Teeming with people, cities nourish creativity and commerce. But their tightly packed populations have also incubated germs—some of them lethal. In our exceptional cover story, “Germs and the City”, Peter Huber takes the reader from the birth of smallpox in the first towns of the Indus River Valley to the cholera epidemics of the Victorian era to today’s first-world metropolises and their antibiotic-popping urbanites, who think of epidemics as something out of the history books (if they think of them at all). As Huber shows, it took an extraordinary cultural, political, and scientific effort to rid the city of infectious disease, a feat that we largely accomplished by the 1950s. But our very success has left us complacent and careless. We’ve neglected the germ-hating cultural habits that once provided the first line of defense against infection, and we have made it prohibitively expensive and difficult for drug companies to develop new vaccines and antibiotics, so that most no longer even try. But one way or another—cooked up by evolution or conjured in a terrorist’s lab—microbial monsters will return. Unless we get, and stay, horrified, argues Huber, we won’t be ready for them.
To flourish, cities must ward off not just killer germs but also human predators. The first duty of any urban government is to ensure that citizens aren’t too scared to step outside, as two gripping stories in this issue underscore. No one’s done better reporting on post-Katrina New Orleans than Nicole Gelinas, a Tulane grad and former resident of the city. Her latest on-the-ground account, “Baghdad on the Bayou,” shows how out-of-control crime—driven by a returning criminal underclass—threatens the Big Easy’s recovery from the worst natural disaster in U.S. history. A murder rate that in New York would mean more than 7,000 homicides a year, together with other violent crime, endemic property theft, and general disorder, has created a climate of fear that risks driving away many of New Orleans’s law-abiding residents and keeping other good citizens, eager to rebuild, from coming back. Gelinas blames weak political leadership, a revolving-door criminal-justice system, and an elite culture that still thinks that fighting crime requires solving all of society’s problems first. But she sees signs of hope among some New Orleanians, whose new, we’re-not-going-to-take-it-any-more attitude may save their flood-ruined city.

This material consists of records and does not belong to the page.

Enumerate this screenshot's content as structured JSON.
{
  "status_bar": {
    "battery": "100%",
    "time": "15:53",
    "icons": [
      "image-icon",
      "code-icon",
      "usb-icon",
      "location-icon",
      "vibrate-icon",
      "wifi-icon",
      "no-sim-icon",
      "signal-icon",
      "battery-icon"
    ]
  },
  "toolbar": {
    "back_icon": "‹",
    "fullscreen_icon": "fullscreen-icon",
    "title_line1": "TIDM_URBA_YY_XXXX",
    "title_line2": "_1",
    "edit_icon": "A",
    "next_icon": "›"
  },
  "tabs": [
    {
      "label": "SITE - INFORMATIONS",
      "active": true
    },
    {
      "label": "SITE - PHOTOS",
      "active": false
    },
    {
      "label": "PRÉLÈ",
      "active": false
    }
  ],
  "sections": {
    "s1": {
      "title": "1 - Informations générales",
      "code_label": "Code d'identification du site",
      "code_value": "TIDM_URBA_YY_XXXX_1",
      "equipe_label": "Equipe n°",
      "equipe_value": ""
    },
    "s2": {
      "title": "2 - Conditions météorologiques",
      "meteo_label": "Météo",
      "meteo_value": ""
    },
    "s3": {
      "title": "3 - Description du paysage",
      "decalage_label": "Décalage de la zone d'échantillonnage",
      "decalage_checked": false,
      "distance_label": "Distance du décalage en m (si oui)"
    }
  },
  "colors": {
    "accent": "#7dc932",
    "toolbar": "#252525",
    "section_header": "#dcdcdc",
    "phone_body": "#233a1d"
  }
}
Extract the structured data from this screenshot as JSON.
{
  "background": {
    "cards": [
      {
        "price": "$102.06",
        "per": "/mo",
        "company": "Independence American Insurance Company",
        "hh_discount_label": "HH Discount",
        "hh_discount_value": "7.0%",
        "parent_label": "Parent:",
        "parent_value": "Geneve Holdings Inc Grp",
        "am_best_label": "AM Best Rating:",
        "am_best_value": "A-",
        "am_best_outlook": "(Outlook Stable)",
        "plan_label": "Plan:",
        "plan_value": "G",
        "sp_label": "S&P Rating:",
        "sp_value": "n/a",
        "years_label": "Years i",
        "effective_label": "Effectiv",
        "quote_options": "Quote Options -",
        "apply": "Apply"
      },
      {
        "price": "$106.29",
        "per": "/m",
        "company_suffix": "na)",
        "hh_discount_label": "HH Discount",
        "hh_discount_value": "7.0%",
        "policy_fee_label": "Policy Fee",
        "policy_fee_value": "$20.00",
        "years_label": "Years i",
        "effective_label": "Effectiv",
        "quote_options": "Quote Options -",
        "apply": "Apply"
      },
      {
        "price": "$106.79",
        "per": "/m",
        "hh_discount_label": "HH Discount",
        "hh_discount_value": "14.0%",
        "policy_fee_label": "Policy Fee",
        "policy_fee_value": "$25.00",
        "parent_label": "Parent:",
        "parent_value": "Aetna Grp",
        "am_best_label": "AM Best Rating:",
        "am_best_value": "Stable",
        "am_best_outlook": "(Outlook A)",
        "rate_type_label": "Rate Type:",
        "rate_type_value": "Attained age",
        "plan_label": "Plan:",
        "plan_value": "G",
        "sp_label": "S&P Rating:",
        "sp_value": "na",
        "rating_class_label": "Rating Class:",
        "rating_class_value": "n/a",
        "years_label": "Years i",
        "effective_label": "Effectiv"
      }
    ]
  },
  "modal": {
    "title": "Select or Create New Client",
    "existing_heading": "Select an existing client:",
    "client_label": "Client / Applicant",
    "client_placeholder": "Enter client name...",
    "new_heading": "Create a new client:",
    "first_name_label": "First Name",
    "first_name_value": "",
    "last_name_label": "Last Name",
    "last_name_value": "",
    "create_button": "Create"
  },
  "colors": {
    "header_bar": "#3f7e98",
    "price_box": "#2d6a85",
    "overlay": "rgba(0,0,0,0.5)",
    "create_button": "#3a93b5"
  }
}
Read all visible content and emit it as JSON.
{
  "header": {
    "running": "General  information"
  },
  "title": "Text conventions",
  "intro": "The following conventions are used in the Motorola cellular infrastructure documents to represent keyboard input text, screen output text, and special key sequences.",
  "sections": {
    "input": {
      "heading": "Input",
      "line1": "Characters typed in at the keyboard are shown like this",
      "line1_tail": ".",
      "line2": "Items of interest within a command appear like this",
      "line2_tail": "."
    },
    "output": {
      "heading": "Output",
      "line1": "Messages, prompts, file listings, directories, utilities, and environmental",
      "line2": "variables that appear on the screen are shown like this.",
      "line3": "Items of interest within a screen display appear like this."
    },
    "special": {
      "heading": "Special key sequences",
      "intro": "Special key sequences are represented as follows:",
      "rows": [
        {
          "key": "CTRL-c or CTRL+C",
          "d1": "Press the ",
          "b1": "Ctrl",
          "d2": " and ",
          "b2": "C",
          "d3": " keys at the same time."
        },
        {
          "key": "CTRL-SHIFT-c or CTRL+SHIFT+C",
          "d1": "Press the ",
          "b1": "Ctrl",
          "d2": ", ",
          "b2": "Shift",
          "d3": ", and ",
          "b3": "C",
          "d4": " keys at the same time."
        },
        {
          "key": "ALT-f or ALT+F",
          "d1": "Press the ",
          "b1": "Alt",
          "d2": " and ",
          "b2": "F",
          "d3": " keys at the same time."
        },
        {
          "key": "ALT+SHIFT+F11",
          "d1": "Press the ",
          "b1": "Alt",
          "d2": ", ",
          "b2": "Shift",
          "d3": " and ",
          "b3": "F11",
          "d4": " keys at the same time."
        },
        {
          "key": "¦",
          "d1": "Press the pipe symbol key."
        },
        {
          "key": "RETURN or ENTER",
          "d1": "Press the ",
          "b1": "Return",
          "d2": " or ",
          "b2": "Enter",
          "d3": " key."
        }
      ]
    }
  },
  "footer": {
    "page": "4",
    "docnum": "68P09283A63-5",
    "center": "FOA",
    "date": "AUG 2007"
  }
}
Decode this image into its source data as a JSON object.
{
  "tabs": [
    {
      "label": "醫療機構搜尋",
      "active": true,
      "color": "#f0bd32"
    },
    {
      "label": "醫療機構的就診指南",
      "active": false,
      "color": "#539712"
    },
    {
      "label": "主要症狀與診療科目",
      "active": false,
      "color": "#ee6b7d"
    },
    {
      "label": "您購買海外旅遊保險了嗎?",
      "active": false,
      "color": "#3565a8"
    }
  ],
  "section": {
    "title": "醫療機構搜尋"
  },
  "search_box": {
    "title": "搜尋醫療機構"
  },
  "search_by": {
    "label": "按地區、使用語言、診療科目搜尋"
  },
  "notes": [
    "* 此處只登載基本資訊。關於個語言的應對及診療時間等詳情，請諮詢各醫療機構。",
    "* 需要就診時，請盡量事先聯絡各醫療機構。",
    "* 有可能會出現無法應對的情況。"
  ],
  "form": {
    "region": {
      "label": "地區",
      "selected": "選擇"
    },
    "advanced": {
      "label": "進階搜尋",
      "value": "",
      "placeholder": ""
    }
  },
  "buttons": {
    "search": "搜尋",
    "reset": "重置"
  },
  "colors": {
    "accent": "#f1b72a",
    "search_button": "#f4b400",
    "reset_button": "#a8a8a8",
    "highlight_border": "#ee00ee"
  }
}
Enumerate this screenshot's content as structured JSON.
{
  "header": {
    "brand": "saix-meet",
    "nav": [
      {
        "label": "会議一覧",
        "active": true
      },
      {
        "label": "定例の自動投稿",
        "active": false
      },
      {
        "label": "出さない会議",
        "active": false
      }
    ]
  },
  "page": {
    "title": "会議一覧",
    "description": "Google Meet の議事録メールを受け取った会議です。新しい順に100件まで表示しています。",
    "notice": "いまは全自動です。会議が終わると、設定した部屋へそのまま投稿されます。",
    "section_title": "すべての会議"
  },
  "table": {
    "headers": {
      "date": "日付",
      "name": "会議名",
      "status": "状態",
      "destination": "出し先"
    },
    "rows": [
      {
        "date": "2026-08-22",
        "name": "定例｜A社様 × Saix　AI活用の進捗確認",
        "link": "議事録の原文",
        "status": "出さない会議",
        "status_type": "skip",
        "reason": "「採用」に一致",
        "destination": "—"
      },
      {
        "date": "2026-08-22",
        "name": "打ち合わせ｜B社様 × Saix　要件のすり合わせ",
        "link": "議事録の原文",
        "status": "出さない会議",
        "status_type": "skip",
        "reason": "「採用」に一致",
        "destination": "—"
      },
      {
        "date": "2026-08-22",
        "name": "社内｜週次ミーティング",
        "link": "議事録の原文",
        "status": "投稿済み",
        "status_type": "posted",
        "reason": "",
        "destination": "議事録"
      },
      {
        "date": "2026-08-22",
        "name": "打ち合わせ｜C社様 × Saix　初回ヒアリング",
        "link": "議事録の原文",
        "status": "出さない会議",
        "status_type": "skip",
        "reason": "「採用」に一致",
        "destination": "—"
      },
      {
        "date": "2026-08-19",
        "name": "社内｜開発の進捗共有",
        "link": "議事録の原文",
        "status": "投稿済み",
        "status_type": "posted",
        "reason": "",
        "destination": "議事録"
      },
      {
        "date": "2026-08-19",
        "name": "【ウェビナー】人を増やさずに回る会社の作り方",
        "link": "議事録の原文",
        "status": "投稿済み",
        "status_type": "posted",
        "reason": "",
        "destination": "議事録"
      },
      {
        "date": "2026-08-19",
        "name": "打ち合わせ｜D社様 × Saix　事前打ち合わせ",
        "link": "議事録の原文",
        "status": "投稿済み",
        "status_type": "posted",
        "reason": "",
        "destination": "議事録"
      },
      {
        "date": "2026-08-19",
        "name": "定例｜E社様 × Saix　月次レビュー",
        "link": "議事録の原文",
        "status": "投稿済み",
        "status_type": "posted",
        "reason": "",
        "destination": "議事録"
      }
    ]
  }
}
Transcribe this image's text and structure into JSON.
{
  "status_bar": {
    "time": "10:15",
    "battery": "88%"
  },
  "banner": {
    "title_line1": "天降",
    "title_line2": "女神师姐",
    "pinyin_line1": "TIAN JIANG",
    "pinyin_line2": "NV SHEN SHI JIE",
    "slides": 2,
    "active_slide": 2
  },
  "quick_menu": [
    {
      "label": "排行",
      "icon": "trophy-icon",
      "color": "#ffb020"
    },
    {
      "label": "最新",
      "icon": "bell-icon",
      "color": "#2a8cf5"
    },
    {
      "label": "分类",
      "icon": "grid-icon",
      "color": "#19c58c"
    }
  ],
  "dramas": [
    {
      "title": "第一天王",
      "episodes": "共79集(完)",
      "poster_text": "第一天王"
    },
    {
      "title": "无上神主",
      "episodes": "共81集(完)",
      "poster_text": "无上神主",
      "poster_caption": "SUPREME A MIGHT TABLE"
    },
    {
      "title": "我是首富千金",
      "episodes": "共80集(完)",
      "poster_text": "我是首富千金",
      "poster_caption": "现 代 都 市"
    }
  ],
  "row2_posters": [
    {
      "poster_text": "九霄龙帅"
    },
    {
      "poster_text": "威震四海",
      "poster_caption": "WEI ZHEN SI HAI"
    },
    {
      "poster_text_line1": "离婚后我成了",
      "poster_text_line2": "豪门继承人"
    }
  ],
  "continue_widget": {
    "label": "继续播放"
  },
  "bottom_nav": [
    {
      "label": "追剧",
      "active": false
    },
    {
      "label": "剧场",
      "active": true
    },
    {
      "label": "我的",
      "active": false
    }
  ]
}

No one could be further from New Orleans–style political fecklessness than Newark’s new mayor, Cory Booker. A rising star in American politics, Booker knows what’s necessary to restore that ailing city to health, reports Steven Malanga in “Cory Booker’s Battle for Newark”—above all, a heavy dose of the “Broken Windows” policing that Rudy Giuliani famously brought to New York during the nineties. Booker confronts truly tough odds: entrenched political corruption, an urban population with severe social problems, and a higher crime rate than pre-Giuliani New York’s. By all rights, Jersey’s largest city, with its ideal location (just 15 minutes from Gotham) and low costs, should be prospering. Instead, its future may depend on Booker’s success.
Cities also need freedom in order to thrive—something that China’s people want but don’t yet have, because of the Communist Party’s continuing oppression, notes Guy Sorman in “The Empire of Lies,”. Sorman—one of Europe’s leading defenders of free markets—spent much of 2005 and 2006 in China, meeting with Party officials, dissidents, and average citizens, while visiting the vast cities as well as the impoverished, alienated countryside, where few non-Chinese go. His riveting travelogue reveals a China far weaker politically, and far more precarious economically, than many in the West recognize.
With this issue of City Journal, Myron Magnet becomes editor-at-large, after 12 remarkable years at the helm—years that saw a tiny quarterly blossom into one of the nation’s most influential intellectual magazines. A few lines here couldn’t begin to capture the gratitude that all of us at
City Journal feel toward Myron, whose editorial judgment, literary excellence, and—the word is fitting—urbanity will inform every aspect of the magazine as it goes forward.